Right now, I'm reading A Confederacy Of Dunces, by John Kennedy Toole; Fordlandia, by Greg Grandin; The Magician, by Lev Grossman; and Infinite Jest, by David Foster Wallace. If you have any spoiler-free thoughts, feel free to share them.

Also, if you listen to this: http://doubleslide.com/mp3/woolly_mammoth.mp3 and wind up saying to yourself "a blues rock tune about cavemen fighting woolly mammoths?! Fuck yeah," we should probably talk.

The six things I could never do without

Nonsense, sarcasm, Blues-Rock, a good book, a bad book to hide inside a good book, and other things as well.

I spend a lot of time thinking about

Morality, identity, story structure, humor, character development, nothing, idealism, symbolism, theology, literature, sex, politics, psychology, and music.

On a typical Friday night I am

Not caring/being too cool to give a damn, living on the edge, sleeping off Thursday afternoon's hangover, jumping my motorcycle over small dogs, starting the sort of gang that snaps for no apparent reason as it walks down the street, replacing Dick Cheney's heart medication with ecstasy, halloing at a brouhaha, dancing on stranger's rooftops, skeet shooting at the "It's A Small World" ride, falsifying profile information, ether frolics, the usual.

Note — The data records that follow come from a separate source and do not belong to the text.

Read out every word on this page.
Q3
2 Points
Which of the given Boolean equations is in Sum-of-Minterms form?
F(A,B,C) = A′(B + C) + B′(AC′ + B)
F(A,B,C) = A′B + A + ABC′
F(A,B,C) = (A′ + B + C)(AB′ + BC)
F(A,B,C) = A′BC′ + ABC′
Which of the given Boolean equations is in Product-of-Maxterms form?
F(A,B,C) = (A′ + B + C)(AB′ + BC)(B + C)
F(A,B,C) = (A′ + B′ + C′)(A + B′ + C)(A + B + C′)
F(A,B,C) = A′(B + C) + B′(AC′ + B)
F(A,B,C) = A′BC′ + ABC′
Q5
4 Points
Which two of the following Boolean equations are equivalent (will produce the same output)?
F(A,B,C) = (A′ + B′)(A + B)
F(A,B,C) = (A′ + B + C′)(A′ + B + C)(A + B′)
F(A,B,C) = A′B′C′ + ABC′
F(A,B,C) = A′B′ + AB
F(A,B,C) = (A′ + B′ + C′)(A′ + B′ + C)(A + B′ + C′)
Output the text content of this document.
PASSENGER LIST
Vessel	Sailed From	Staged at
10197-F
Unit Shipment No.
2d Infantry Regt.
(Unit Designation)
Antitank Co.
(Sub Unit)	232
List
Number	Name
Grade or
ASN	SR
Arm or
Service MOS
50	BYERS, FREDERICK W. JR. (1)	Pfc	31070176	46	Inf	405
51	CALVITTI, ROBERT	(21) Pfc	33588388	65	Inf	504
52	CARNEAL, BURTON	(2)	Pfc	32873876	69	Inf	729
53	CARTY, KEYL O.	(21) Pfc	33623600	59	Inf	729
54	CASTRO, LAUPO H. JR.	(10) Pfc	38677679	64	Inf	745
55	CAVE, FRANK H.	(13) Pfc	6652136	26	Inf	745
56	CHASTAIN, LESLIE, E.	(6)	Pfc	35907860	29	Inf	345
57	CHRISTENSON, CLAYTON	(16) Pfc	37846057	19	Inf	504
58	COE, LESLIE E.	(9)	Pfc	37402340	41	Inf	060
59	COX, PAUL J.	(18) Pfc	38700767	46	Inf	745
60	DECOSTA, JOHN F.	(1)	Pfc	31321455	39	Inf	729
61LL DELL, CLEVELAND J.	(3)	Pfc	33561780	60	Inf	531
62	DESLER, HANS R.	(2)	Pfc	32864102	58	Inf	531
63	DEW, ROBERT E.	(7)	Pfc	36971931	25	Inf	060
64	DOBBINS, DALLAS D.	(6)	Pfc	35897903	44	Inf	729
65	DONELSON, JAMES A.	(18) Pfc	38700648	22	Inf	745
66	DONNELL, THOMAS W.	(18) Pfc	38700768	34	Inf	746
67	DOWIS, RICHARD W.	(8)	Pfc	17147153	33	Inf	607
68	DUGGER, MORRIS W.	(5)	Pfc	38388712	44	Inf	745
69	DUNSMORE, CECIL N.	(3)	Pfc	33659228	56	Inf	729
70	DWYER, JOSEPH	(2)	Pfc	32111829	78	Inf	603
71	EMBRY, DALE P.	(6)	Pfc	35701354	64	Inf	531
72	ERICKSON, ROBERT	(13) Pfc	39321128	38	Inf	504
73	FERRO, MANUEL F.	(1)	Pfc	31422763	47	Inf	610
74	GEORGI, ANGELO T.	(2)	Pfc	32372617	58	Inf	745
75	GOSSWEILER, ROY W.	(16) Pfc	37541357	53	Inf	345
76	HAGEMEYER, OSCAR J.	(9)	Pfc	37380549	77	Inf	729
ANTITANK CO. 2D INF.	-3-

The most private thing I’m willing to admit here

Aggressive, intelligent women are quite attractive.

Humor is my language, my way of approaching the world. If this profile irritates you because it isn't serious enough, we would not get along.

When people take a look at my profile and never IM or send a message, I worry that there's something wrong with my profile.

You should message me if

You know some bizarre or hysterical bit of trivium, you're bored, Venus and Jupiter come into alignment on a Tuesday, you've just robbed a bank and need a place to hide the money, you have an interesting perspective to share on Homer's Odyssey, or you want to.